I wrote the other day about five things that we need to stop pretending in education. It was a challenge from educator Scott McLeod on Twitter and I thought it was an interesting exercise. I have certainly enjoyed reading how people have responded to Mr. McLeod’s challenge. Among my list was the observation that we might be “over committeeing” education. It was my honest reaction to the the challenge presented.
But, as sometimes happens, I may have had an incomplete thought there. My premise was that committees often become a place where bold ideas go to die a slow death. There are certainly times when that happens, but not always. Shortly after I wrote my post about five things that we pretend I attended two meetings with different sets of colleagues. Interestingly I came away from both meetings energized about what goes on in my school. When we go into these meetings with open minds and a willingness to have a dialogue about how to create a better school it is exciting.
In both of the meetings I attended people were excited about trying new ideas and the meetings centered around how to improve. This is how schools are going to change. If this were one of my political posts I would now shift from these meetings where we actually talked about change and put ideas on the table to see if the group could turn ideas into action and our current legislature. If you have communicated with a Republican legislator in the last week you know that they don’t veer from their talking points at all. But, this isn’t one of those posts, so I will leave that for another time.
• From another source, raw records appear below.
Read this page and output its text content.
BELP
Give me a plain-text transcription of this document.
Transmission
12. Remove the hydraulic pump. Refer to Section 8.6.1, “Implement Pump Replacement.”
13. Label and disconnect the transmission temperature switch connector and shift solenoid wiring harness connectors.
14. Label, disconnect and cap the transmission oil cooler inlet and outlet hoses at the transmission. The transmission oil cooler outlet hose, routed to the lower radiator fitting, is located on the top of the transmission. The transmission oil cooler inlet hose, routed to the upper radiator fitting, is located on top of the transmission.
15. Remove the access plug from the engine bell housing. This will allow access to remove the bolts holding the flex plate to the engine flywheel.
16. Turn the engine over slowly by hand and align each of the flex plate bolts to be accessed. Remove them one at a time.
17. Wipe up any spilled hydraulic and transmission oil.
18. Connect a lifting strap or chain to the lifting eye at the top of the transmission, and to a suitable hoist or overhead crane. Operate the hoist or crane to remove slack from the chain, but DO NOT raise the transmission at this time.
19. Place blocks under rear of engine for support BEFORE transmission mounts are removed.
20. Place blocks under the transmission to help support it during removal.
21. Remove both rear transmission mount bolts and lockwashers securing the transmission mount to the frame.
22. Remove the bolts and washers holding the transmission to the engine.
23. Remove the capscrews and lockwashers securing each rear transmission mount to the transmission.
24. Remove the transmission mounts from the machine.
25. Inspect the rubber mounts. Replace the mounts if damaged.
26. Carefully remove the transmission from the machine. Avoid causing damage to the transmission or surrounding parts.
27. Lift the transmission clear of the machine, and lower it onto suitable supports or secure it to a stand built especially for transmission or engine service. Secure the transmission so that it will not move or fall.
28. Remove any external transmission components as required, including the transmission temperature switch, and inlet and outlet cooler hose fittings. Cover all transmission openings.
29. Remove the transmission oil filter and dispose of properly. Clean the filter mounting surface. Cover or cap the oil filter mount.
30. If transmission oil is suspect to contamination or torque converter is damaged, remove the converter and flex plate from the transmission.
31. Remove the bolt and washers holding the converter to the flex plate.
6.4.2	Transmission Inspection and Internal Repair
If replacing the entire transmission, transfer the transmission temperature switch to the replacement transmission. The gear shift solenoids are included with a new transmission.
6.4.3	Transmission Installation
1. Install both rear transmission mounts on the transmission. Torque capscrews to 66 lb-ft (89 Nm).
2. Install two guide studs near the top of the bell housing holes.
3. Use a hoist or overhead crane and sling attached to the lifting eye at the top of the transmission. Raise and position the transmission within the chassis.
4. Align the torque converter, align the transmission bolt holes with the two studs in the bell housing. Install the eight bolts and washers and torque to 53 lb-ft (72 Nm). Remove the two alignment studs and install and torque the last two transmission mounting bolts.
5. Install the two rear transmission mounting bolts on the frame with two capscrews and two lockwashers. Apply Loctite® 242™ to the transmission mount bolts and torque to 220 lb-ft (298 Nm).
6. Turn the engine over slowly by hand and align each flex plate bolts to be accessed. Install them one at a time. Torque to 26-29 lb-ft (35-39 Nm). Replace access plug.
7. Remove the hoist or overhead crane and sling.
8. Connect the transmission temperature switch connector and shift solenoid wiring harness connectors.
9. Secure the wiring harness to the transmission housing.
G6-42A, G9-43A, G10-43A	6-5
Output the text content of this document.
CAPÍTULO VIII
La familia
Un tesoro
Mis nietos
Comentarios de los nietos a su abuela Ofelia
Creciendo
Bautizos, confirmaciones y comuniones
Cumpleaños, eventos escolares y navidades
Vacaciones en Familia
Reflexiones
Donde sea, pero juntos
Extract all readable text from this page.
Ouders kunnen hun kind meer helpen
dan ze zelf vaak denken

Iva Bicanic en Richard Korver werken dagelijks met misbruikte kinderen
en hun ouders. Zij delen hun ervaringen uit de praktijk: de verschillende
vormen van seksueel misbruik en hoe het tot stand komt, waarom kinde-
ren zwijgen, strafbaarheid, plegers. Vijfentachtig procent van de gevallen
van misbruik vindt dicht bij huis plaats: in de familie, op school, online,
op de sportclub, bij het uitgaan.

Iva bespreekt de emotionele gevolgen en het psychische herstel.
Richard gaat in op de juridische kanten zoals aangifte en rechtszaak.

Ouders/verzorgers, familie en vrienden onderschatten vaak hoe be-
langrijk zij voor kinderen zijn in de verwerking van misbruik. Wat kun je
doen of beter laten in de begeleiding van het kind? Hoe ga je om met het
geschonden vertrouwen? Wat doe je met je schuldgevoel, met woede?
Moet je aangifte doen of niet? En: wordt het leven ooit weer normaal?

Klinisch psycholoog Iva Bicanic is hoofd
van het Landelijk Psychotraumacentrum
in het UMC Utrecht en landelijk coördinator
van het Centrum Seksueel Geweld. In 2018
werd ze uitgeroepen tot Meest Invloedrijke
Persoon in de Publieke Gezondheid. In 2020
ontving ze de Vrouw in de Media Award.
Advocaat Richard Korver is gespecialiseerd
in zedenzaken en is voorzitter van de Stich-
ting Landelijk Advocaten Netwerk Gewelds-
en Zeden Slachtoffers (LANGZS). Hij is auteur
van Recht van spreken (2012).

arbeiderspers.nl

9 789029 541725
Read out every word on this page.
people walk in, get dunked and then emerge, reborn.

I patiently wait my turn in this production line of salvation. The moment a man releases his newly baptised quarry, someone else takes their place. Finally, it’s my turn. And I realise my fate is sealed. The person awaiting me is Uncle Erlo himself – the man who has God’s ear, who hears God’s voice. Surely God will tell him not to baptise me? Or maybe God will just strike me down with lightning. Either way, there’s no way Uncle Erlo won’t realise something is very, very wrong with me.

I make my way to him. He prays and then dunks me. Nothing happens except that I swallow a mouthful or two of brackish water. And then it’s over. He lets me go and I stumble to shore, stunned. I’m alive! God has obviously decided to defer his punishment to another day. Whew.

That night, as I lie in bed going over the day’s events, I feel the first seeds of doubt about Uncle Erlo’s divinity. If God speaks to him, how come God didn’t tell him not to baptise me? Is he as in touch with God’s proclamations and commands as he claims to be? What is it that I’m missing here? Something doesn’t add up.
Suffice it to say, I retract one of my “things we need to stop pretending.” Instead I suggest we continue to find ways to open up our professional learning networks and keep talking. My principal recently shifted several of our committees into “action teams.” While I am usually dubious of semantic shifts, I actually like this one. We need to be about taking action. Real dialogue about learning needs to turn into action in the classroom. I am seeing it happen in my building day by day and week by week. My school is going to be better today than it was yesterday. That’s how we are going to reform education. WE are going to reform education through discussion, debate, consensus, and ACTION.